Les langues se délient, et vomissent un discours effrayant, comme dans les années 30. En à peine deux semaines, le dernier clip futuriste et inquiétant d'Ibrahim Maalouf affiche plusieurs centaines de milliers vues au compteur.


L'excellente reprise de « Run the World (Girls) », de la pop star Beyoncé, participe au succès, mais c'est surtout le vidéoclip choc et engagé qui intrigue. Le trompettiste franco-libanais s'est confié à « L'Orient-Le Jour ». Interview / propos recueillis par Brice Laemle OLJ

Quand avez-vous tourné le clip de « Run the World (Girls) » ? Le diffuser le lendemain du second tour des régionales en France n'était pas anodin ?
Nous avons tourné le clip le 10 novembre 2015, trois jours avant les attentats de Paris. Nous avions décidé de le diffuser rapidement pour coller avec la sortie de l'album. Le hasard dramatique du calendrier nous a d'abord découragés. Puis, après avoir mûrement réfléchi à la situation, nous nous sommes dit que s'il y avait un moment où ce clip avait du sens, c'était vraiment aujourd'hui.
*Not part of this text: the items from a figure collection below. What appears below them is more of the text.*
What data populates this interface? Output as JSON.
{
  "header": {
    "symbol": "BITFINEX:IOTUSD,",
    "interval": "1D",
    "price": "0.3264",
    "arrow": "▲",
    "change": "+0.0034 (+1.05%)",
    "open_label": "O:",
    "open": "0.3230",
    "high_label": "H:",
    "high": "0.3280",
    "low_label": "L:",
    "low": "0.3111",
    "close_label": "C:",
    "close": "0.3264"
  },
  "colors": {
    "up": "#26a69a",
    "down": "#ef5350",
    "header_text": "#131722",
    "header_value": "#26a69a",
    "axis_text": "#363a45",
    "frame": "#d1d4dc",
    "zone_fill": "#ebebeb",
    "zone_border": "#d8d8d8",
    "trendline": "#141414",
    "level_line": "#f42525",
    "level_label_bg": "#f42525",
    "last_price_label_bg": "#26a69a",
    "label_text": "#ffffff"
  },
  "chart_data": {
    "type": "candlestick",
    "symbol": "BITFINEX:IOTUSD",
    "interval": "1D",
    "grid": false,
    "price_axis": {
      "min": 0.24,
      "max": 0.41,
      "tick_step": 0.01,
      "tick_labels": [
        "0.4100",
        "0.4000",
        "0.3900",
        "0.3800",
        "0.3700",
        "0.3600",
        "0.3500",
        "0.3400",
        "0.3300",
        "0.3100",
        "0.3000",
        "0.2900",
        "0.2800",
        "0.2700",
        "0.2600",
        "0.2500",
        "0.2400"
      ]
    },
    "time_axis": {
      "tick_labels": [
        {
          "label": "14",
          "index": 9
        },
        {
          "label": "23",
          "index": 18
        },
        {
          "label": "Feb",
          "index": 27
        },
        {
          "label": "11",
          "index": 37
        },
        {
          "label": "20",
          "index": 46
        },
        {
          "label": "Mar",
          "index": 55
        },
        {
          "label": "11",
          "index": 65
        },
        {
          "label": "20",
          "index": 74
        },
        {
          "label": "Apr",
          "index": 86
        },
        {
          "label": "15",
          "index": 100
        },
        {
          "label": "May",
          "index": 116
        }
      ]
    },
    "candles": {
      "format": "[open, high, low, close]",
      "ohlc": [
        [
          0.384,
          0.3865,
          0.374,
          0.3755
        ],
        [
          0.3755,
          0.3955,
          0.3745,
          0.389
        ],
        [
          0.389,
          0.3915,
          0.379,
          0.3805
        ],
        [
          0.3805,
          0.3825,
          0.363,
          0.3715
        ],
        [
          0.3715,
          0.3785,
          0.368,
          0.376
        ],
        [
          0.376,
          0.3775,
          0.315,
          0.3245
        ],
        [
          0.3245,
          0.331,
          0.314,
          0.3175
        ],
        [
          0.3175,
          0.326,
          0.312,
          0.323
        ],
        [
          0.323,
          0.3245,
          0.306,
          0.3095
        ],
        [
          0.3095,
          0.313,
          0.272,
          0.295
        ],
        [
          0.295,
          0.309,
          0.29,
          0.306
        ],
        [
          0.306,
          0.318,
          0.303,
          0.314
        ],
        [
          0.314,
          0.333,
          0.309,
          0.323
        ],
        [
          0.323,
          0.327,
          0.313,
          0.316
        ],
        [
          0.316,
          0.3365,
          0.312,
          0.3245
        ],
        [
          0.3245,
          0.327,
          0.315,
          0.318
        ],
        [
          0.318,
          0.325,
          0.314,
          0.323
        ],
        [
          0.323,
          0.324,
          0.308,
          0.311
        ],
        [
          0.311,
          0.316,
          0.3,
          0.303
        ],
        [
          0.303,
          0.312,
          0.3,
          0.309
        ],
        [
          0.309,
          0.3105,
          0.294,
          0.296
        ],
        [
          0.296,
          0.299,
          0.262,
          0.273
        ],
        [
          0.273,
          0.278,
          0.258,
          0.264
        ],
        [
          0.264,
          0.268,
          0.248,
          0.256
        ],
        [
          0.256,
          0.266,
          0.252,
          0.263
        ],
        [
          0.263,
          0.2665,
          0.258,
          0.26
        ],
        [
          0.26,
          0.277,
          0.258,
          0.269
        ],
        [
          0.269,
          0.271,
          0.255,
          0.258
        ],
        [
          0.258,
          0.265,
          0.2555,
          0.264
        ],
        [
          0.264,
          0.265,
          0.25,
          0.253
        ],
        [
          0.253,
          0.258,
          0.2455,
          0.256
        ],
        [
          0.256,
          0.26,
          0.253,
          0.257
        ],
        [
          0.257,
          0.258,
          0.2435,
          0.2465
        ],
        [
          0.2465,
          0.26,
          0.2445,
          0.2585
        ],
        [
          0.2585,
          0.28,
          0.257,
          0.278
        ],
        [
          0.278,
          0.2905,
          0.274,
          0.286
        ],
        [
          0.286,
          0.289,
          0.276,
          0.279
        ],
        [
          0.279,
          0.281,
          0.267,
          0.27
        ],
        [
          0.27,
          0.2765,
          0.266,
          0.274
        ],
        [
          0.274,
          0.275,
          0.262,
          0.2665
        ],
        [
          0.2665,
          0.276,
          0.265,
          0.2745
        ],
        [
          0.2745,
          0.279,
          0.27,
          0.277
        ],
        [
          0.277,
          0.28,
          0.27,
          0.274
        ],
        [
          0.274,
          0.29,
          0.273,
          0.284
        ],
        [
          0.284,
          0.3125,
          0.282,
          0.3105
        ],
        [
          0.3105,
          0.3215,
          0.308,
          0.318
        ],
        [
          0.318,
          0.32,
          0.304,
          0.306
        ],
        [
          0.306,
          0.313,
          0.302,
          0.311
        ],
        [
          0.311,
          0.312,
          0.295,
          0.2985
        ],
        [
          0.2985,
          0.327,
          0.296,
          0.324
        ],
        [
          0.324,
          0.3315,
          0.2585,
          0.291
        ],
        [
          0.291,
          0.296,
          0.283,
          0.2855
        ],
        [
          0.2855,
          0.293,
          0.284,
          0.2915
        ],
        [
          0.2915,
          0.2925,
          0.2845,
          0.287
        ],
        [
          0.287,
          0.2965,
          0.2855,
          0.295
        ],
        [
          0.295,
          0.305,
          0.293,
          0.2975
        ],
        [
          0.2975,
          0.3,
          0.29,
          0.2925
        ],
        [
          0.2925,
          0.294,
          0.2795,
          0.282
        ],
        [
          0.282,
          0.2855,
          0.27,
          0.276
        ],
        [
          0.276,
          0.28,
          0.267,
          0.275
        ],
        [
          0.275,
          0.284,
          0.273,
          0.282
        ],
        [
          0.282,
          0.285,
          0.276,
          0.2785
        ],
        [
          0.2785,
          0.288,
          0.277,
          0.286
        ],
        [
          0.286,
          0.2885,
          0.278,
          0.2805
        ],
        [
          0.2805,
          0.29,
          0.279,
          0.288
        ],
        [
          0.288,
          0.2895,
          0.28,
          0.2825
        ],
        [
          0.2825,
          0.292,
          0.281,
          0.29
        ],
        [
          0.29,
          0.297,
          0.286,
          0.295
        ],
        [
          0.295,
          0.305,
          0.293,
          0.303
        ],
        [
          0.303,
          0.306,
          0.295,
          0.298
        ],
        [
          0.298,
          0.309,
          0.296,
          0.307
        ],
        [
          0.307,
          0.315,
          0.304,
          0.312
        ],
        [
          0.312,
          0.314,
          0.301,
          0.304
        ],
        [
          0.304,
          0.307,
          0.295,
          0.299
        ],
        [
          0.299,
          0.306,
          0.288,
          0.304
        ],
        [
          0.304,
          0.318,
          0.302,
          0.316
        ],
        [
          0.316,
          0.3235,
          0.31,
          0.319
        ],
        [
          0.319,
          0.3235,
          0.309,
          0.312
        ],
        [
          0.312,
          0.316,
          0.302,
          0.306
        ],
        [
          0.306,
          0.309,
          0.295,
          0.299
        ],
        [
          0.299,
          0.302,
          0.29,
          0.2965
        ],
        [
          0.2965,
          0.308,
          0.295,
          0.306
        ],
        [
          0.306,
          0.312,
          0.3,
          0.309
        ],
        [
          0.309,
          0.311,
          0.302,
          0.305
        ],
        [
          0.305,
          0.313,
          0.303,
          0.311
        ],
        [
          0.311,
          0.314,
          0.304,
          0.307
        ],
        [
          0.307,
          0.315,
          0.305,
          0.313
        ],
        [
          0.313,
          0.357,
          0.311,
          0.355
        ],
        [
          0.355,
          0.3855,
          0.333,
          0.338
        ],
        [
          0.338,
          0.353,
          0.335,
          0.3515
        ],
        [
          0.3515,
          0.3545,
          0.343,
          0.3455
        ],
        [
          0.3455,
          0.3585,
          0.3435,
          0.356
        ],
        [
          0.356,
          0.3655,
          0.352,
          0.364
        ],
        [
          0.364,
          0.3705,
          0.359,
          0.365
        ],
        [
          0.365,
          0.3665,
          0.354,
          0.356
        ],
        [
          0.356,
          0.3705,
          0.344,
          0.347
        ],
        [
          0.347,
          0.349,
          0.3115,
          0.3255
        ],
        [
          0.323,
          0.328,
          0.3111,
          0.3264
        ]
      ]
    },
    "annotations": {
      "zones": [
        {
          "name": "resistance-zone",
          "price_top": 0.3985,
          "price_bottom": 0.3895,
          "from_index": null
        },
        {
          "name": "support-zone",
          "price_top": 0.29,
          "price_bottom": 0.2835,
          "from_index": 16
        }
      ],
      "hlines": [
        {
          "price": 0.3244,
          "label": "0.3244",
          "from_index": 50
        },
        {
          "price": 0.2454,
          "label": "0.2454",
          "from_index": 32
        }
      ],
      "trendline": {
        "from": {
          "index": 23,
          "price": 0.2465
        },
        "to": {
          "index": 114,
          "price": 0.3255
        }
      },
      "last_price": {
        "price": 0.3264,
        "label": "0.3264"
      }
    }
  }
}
Rassemblements interdits, fichage, couvre-feu, le clip futuriste résonne fort avec les critiques à l'égard de l'état d'urgence...
Ce ne sont pas du tout des critiques à l'égard de l'état d'urgence, certaines personnes ont compris le contraire de ce que nous avons mis en image. Il s'agit d'une critique de l'inverse de l'état d'urgence. C'est-à-dire, un état de non-droit total, national et d'une xénophobie généralisée qui régnerait si un parti d'extrême droite venait à prendre le pouvoir. En fait, l'état d'urgence est nécessaire car, suite aux événements cumulés de janvier et de novembre, il est normal de prendre certaines dispositions.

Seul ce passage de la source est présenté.